Site icon Portal informacyjny STRAJK

Koncentrat polskich patologii

Zdjęcie Bojana Stanisławskiego

Ludzie w Polsce łatwo się wzruszają. Nie ma się czemu dziwić. Gdy codzienność przepełniona jest socjalną przemocą, każdy, nawet najprostszy humanistyczny gest wydaje się aktem godnym podziwu. Wie to każdy, komu zdarzyło się działać politycznie w jakiejkolwiek liberalno-demokratycznej lub lewicowej organizacji w tym kraju.

Tylko w Polsce ustawa zakazująca praktycznie przerwania ciąży może być nazywana kompromisem aborcyjnym, a proNATO-wska socjaldemokracja spod znaku różu indyjskiego określana może być jako neokomunistyczna nawała. To jednak tylko część problemu, którego dalece bardziej toksyczną składową jest totalne niemal unicestwienie krytycznego myślenia. Doszło do tego, że jakakolwiek alternatywna wobec polskiej rzeczywistości konstatacja, która nie jest kompatybilna z neoliberalnym widzeniem świata, postrzegana jest natychmiast jako sztandar ultraprawicowości. Dzięki temu, między innymi, mamy w Sejmie fundamentalistyczną partię katolickich rezunów, którzy mogą uwiarygadniać się w oczach mas semi-socjalnymi postulatami, a eleganckie, wielkomiejskie lekkoduchy mogą w związku z tym bezmyślnie lamentować przeciw “powracającemu PRL-owi”. Na podobnej zasadzie mamy do czynienia na początku każdego roku, kiedy do akcji wkracza jedna z symbolicznych postaci transformacyjnej Polski, Jerzy Owsiak i jego festiwal bajeru zwany szumnie Wielką Orkiestrą Świątecznej Pomocy.

Jest to zjawisko niezwykłe, gdyż ogniskują się w nim wszystkie polskie fundamentalne patologie, poczynając od podstawowej, tj. od tego, że WOŚP przedstawiany jest jako fenomen im przeciwny, podczas gdy faktycznie stabilizuje je i umacnia. Sam Owsiak zaś jest postacią publiczną tyleż niepotrzebną, co szkodliwą.
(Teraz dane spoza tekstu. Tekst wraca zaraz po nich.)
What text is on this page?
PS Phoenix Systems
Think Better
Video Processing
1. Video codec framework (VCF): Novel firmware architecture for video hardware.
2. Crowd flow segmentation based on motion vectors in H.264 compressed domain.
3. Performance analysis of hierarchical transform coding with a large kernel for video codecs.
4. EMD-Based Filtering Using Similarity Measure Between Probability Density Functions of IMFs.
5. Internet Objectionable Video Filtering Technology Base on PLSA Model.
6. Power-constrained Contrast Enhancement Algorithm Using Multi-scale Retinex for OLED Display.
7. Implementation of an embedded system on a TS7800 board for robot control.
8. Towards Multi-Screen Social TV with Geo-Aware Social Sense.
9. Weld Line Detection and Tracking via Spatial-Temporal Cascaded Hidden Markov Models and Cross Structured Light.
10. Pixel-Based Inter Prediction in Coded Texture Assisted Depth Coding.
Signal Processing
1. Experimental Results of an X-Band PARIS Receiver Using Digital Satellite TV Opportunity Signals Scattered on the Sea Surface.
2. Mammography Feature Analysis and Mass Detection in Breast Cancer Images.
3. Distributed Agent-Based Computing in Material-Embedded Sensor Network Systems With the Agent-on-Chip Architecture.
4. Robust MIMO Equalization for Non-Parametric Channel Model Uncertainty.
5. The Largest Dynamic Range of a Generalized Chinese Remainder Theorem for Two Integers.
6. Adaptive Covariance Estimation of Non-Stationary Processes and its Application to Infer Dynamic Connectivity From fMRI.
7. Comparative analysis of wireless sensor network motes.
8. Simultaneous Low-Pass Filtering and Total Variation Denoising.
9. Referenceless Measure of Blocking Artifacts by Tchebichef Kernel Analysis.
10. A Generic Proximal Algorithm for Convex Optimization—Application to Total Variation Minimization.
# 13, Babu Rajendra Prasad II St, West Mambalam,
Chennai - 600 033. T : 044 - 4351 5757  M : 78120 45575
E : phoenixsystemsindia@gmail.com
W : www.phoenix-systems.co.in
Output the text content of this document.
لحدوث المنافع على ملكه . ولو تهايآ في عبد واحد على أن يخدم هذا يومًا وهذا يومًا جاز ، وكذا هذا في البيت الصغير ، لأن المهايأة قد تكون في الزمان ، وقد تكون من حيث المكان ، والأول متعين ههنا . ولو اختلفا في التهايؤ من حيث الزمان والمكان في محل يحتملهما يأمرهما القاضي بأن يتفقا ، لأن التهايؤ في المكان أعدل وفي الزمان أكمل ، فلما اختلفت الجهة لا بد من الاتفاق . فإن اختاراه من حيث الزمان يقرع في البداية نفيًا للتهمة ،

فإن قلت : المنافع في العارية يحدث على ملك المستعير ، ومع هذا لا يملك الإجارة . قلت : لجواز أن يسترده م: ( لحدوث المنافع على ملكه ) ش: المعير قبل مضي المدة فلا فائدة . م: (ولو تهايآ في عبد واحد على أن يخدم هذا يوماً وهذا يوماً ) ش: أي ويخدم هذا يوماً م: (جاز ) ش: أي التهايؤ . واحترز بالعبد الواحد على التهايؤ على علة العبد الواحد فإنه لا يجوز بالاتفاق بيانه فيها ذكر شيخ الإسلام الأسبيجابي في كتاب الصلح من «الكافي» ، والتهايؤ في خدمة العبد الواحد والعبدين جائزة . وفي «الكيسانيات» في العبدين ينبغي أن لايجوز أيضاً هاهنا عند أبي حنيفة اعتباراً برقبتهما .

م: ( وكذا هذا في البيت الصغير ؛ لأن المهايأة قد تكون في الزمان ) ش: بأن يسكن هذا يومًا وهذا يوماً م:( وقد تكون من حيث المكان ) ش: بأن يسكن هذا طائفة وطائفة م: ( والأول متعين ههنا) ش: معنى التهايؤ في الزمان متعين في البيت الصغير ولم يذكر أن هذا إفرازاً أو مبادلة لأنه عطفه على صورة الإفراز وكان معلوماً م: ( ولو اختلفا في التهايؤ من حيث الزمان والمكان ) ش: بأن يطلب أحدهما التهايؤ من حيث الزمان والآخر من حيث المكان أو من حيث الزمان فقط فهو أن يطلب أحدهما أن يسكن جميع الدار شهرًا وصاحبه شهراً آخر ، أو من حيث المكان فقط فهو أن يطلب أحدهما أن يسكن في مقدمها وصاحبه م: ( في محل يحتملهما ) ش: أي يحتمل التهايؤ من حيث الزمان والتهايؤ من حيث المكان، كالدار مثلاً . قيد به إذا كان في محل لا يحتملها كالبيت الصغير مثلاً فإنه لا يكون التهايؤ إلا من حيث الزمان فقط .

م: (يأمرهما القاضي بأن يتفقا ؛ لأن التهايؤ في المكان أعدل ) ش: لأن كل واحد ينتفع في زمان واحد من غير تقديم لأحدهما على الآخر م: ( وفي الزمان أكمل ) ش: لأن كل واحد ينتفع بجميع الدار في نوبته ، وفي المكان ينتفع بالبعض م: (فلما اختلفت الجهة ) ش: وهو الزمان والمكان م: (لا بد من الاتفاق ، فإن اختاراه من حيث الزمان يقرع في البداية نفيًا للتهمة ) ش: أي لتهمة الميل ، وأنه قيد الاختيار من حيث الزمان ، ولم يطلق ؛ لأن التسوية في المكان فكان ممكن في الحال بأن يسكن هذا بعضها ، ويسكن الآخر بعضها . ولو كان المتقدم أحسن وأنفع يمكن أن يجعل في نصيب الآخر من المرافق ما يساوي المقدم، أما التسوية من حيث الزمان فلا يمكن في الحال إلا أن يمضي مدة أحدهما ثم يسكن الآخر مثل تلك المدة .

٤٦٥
Dekonstrukcję zacząć należy chyba od tego, że dzięki tej jednodniowej imprezie, zbędną wiarygodność zyskuje mechanizm jednorazowego, masowego resetu polskich sumień. Rzucenie złotóweczki na owsiakową tacę jest niczym doktorat w Żydowskim Instytucie Historycznym, który, raz obroniony, kasuje współodpowiedzialność wielu Polaków za Holocaust i pozwala poczuć się Sprawiedliwym Wśród Narodów Świata. Tak tutaj, przyklejone na odzież serduszko oznacza, iż jednostka wybiła się ponad standardowe polskie sentymenty, gdzie bezinteresowne chuligaństwo (kozaczenie), ceni się o wiele wyżej niż bezinteresowaną pomoc (frajerstwo). Również i w tym wypadku pozwala to osobie “poświęcającej” złotówkę lub dwie uznać się za automatycznie włączoną w poczet jeśli nie szlachetnych, to przynajmniej szlachetniejszych od motłochu. Dzięki takim jednorazowym aktom masy Polek i Polaków sądzą, że uzyskują właśnie legitymację do czynienia od następnego dnia wszelkich krzywd. Ot, świecki odpust dawany przez Owsiaka.

WOŚP to również wielka rewia kłamstwa. Chętnie na tę okoliczność mówi się o wspólnocie, solidarności i rzekomej ofiarności Polek i Polaków. Tymczasem najczęściej “wpłacana” kwota wynosi zawrotne dwa złocisze, co jest dość żałosnym walutowym ekwiwalentem szacunku, jakim darzymy podobno bliźnich oraz wspomniane wartości. Nie ma w tym również żadnej – tak szumnie anonsowanej przy każdym tzw. finale WOŚP – “wielkiej pomocy”. Służbę zdrowia obsługuje Narodowy Fundusz Zdrowia, którego budżet oscyluje w ostatnich latach pomiędzy 60 i 70 mld złotych i to wyłącznie dzięki tym środkom kulejąca w Polsce służba zdrowia jakoś jednak działa. Gdyby Owsiak miał nazbierać dzięki rzeczonej wielkiej ofiarności narodu choćby połowę tego, musiałby takie finały ogarniać tak ze trzy razy w tygodniu, przez cały rok. Pomimo tego jednak obywatele i obywatelki coraz łatwiej ulegają korwinowskim bzdurom o religijnym niemal sensie dobroczynności świadczonej raz w roku na podstawowe potrzeby społeczne.

W jednym Jerzy Owsiak i jego festyn jest ważny dla Polskiej sceny politycznej. Zarówno obozowi neoliberalnemu, jak i nacjonalistycznym patriotom daje możliwość uwiarygodniania swojego istnienia poprzez wyrażanie doń stosunku.

Kolejna odsłona tej farsy czeka nas już za chwilę. Wytrwałości!